Стивен отвёл от неё взгляд и тоже посмотрел в сторону парковочной площадки. Райан, казалось, что-то потерял.

Он медленно шёл вдоль ряда машин, сильно освещенных солнцем, и что-то высматривал на земле. Временами он нагибался, чтобы заглянуть под машины. В какой-то момент он отчаялся найти и зашагал назад, к мобильным домикам.

– А в твоей семье кто-либо пострадал от Холокоста? – тихо спросил Стивен. – Прости, если это неуместный вопрос.

– Ничего. Мой отец родом из Венгрии, и он единственный из всей семьи, кто вовремя успел сбежать в Америку. Все его братья и сестры погибли в концлагерях. От некоторых у него даже фотографии не осталось.

– Фамилия Менец звучит как-то не особенно по-венгерски.

– Это американский вариант старинной еврейской фамилии Меннасса. Для клерков американских эмиграционных служб она оказалась слишком трудной.

– А твоя мать?

– Она родилась здесь. Мой отец после Синайской войны приехал в Израиль, и она была его ассистенткой на историческом факультете. Так они познакомились. Потом она была его ассистенткой по деторождению, – это прозвучало у неё горько.

– У тебя с отцом нет особенного взаимопонимания?

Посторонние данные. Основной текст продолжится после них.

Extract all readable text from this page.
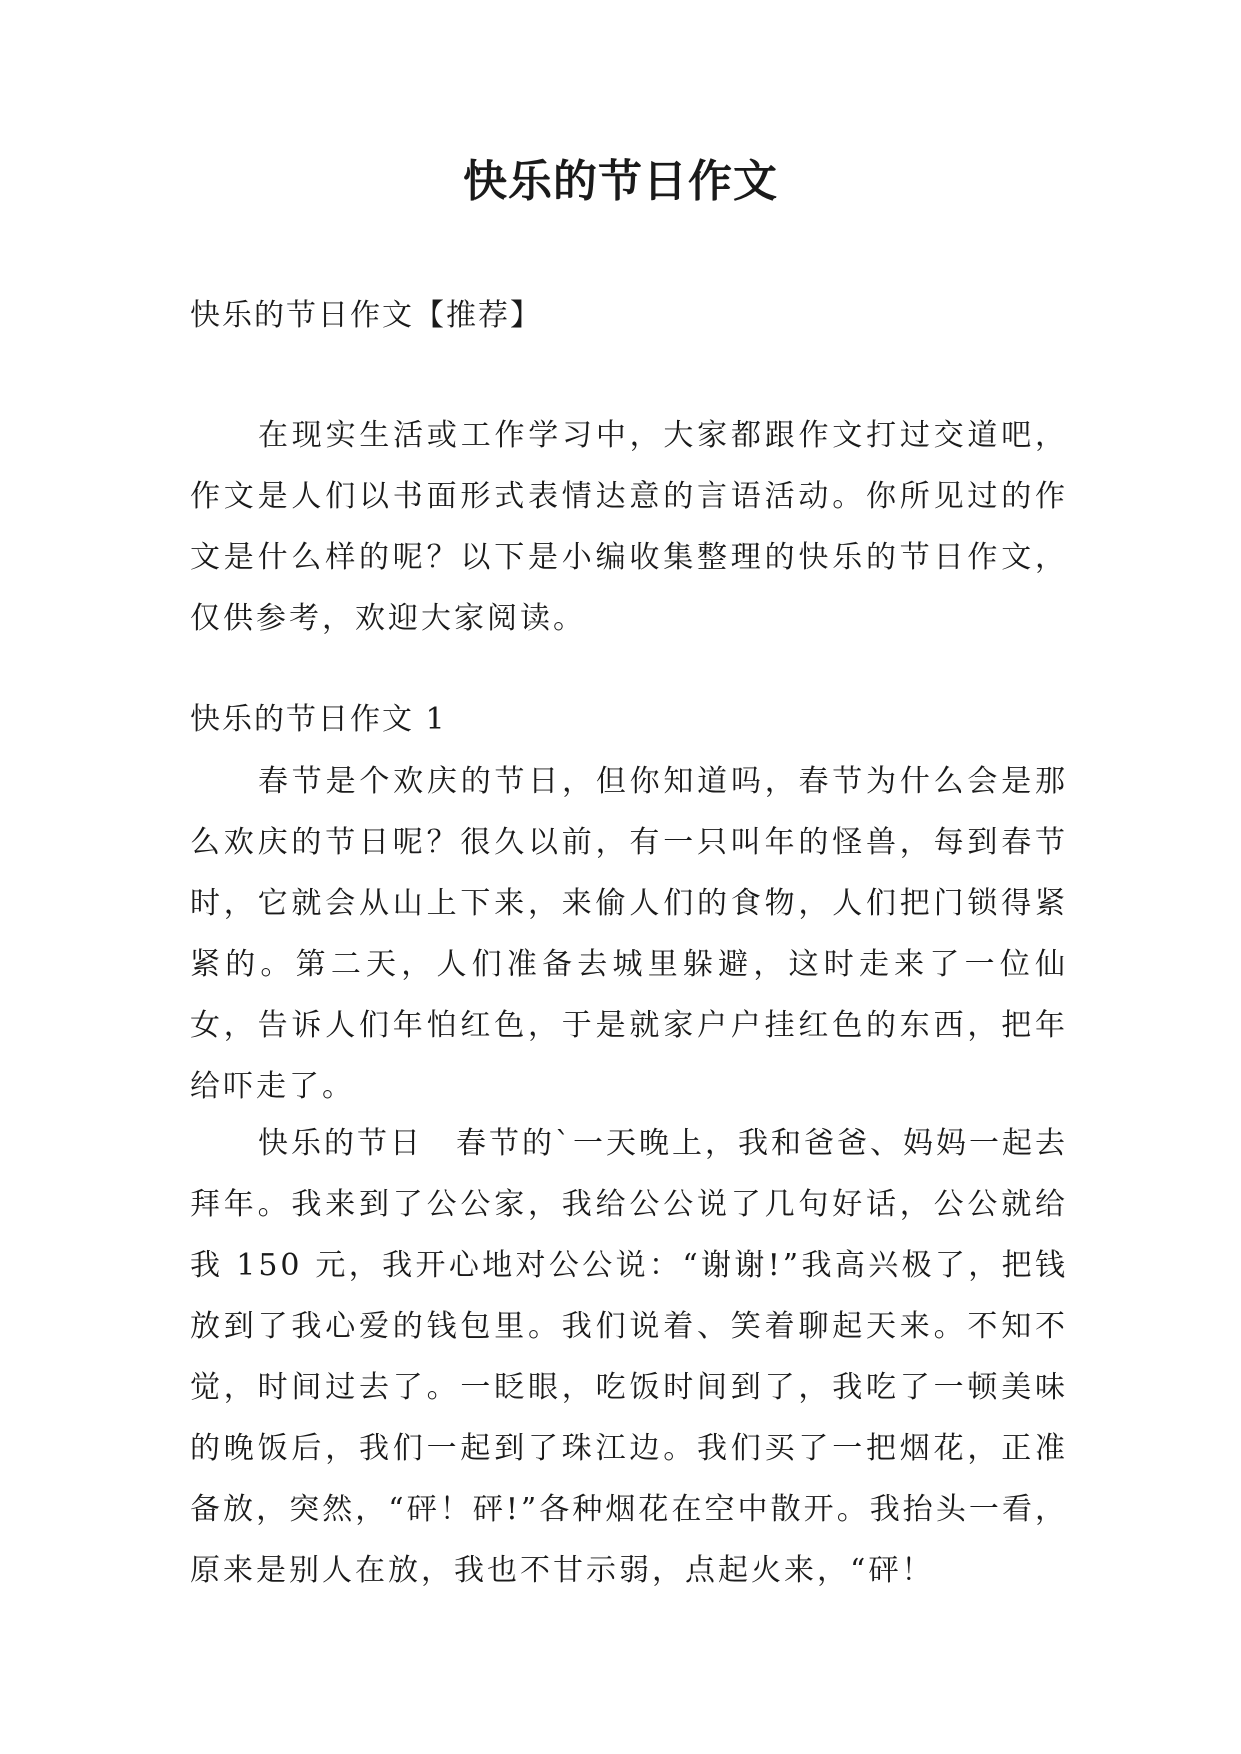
快乐的节日作文
快乐的节日作文【推荐】
在现实生活或工作学习中，大家都跟作文打过交道吧，作文是人们以书面形式表情达意的言语活动。你所见过的作文是什么样的呢？以下是小编收集整理的快乐的节日作文，仅供参考，欢迎大家阅读。
快乐的节日作文 1
春节是个欢庆的节日，但你知道吗，春节为什么会是那么欢庆的节日呢？很久以前，有一只叫年的怪兽，每到春节时，它就会从山上下来，来偷人们的食物，人们把门锁得紧紧的。第二天，人们准备去城里躲避，这时走来了一位仙女，告诉人们年怕红色，于是就家户户挂红色的东西，把年给吓走了。
快乐的节日　春节的`一天晚上，我和爸爸、妈妈一起去拜年。我来到了公公家，我给公公说了几句好话，公公就给我 150 元，我开心地对公公说：“谢谢!”我高兴极了，把钱放到了我心爱的钱包里。我们说着、笑着聊起天来。不知不觉，时间过去了。一眨眼，吃饭时间到了，我吃了一顿美味的晚饭后，我们一起到了珠江边。我们买了一把烟花，正准备放，突然，“砰！砰!”各种烟花在空中散开。我抬头一看，原来是别人在放，我也不甘示弱，点起火来，“砰！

– Нет, – губы её сжались в линию. – Ты его не знаешь. Он прочитал за свою жизнь, наверное, пять миллионов книг, и после первого миллиона начал считать себя умнее всех остальных на свете. Он постоянно мучил нас идеями, которыми был в то время одержим. Когда я была ребёнком, он хотел непременно доказать, что под Старым городом в Иерусалиме есть никем пока не открытый подземный ход в скале. А перед этим он носился с идеей подлинной могилы царя Давида. А после этого он вбил себе в голову, что должен реконструировать все маршруты передвижения народа Израиля во время Исхода из Египта. В одиночку, разумеется. – Она посмотрела на него сбоку: – А ты со своим отцом как? Дружишь?

Стивен пожал плечами:

– Трудно сказать. Когда я был маленький… Я так и вижу его в моих воспоминаниях сидящим за письменным столом. Он адвокат, понимаешь? Открыл собственную адвокатскую контору, и с тех пор до моих шестнадцати лет я его практически не видел. В то время он регулярно работал по двадцать шесть часов в день, если верить его гонорарным счетам.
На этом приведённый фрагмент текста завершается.